If you experience a serious side effect, you or your doctor may send a report to the Food and Drug Administration's (FDA) MedWatch Adverse Event Reporting program online [at Web Site] or by phone [1-800-332-1088].
Keep this medication in the container it came in, tightly closed, and out of reach of children. Store the patches in their protective pouches and do not open a pouch until you are ready to apply the patch. Store this medication at room temperature and away from excess heat and moisture (not in the bathroom). Throw away any medication that is outdated or no longer needed. Talk to your pharmacist about the proper disposal of your medication.

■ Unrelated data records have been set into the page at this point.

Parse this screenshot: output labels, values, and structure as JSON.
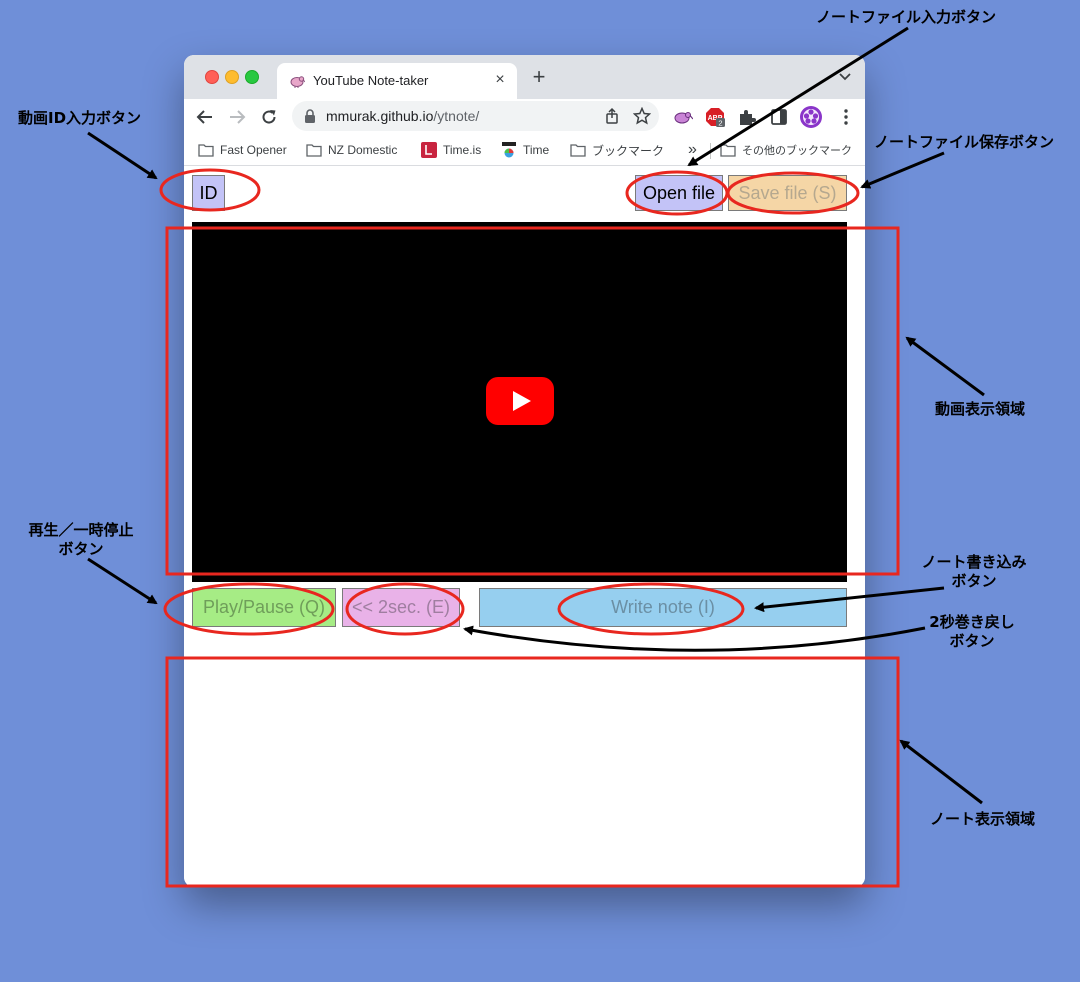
{
  "colors": {
    "desktop": "#6f8fd8",
    "annotation_red": "#e8271f",
    "youtube_red": "#ff0000",
    "button_id": "#c3c3f7",
    "button_open": "#c3c3f7",
    "button_save": "#f5d6a6",
    "button_play": "#a6ec85",
    "button_rewind": "#e9b2e8",
    "button_write": "#96cfef"
  },
  "browser": {
    "tab": {
      "title": "YouTube Note-taker",
      "favicon": "kiwi-bird-icon"
    },
    "url": {
      "host": "mmurak.github.io",
      "path": "/ytnote/"
    },
    "extension_badge": "2",
    "bookmarks": [
      {
        "label": "Fast Opener",
        "icon": "folder-icon"
      },
      {
        "label": "NZ Domestic",
        "icon": "folder-icon"
      },
      {
        "label": "Time.is",
        "icon": "time-is-icon"
      },
      {
        "label": "Time",
        "icon": "time-icon"
      },
      {
        "label": "ブックマーク",
        "icon": "folder-icon"
      }
    ],
    "bookmarks_overflow": "»",
    "other_bookmarks": "その他のブックマーク"
  },
  "app": {
    "id_button": "ID",
    "open_button": "Open file",
    "save_button": "Save file (S)",
    "play_button": "Play/Pause (Q)",
    "rewind_button": "<< 2sec. (E)",
    "write_button": "Write note (I)",
    "notes_text": ""
  },
  "annotations": {
    "id_input": "動画ID入力ボタン",
    "note_file_input": "ノートファイル入力ボタン",
    "note_file_save": "ノートファイル保存ボタン",
    "video_area": "動画表示領域",
    "play_pause_line1": "再生／一時停止",
    "play_pause_line2": "ボタン",
    "write_note_line1": "ノート書き込み",
    "write_note_line2": "ボタン",
    "rewind_line1": "2秒巻き戻し",
    "rewind_line2": "ボタン",
    "note_area": "ノート表示領域"
  }
}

In case of overdose, call your local poison control center at 1-800-222-1222. If the victim has collapsed or is not breathing, call local emergency services at 911.
Symptoms of overdose may include:
- dry skin
- sunken eyes
- extreme tiredness
- irregular heartbeat
- inability to urinate
- memory loss
- semi-awake state
- wide pupils
Keep all appointments with your doctor
Do not let anyone else take your medication. Ask your pharmacist any questions you have about refilling your prescription.
It is important for you to keep a written list of all of the prescription and nonprescription (over-the-counter) medicines you are taking, as well as any products such as vitamins, minerals, or other dietary supplements. You should bring this list with you each time you visit a doctor or if you are admitted to a hospital. It is also important information to carry with you in case of emergencies.
AHFS® Consumer Medication Information. © Copyright, The American Society of Health-System Pharmacists, Inc., 7272 Wisconsin Avenue, Bethesda, Maryland. All Rights Reserved. Duplication for commercial use must be authorized by ASHP.
Last Reviewed: September 1, 2010.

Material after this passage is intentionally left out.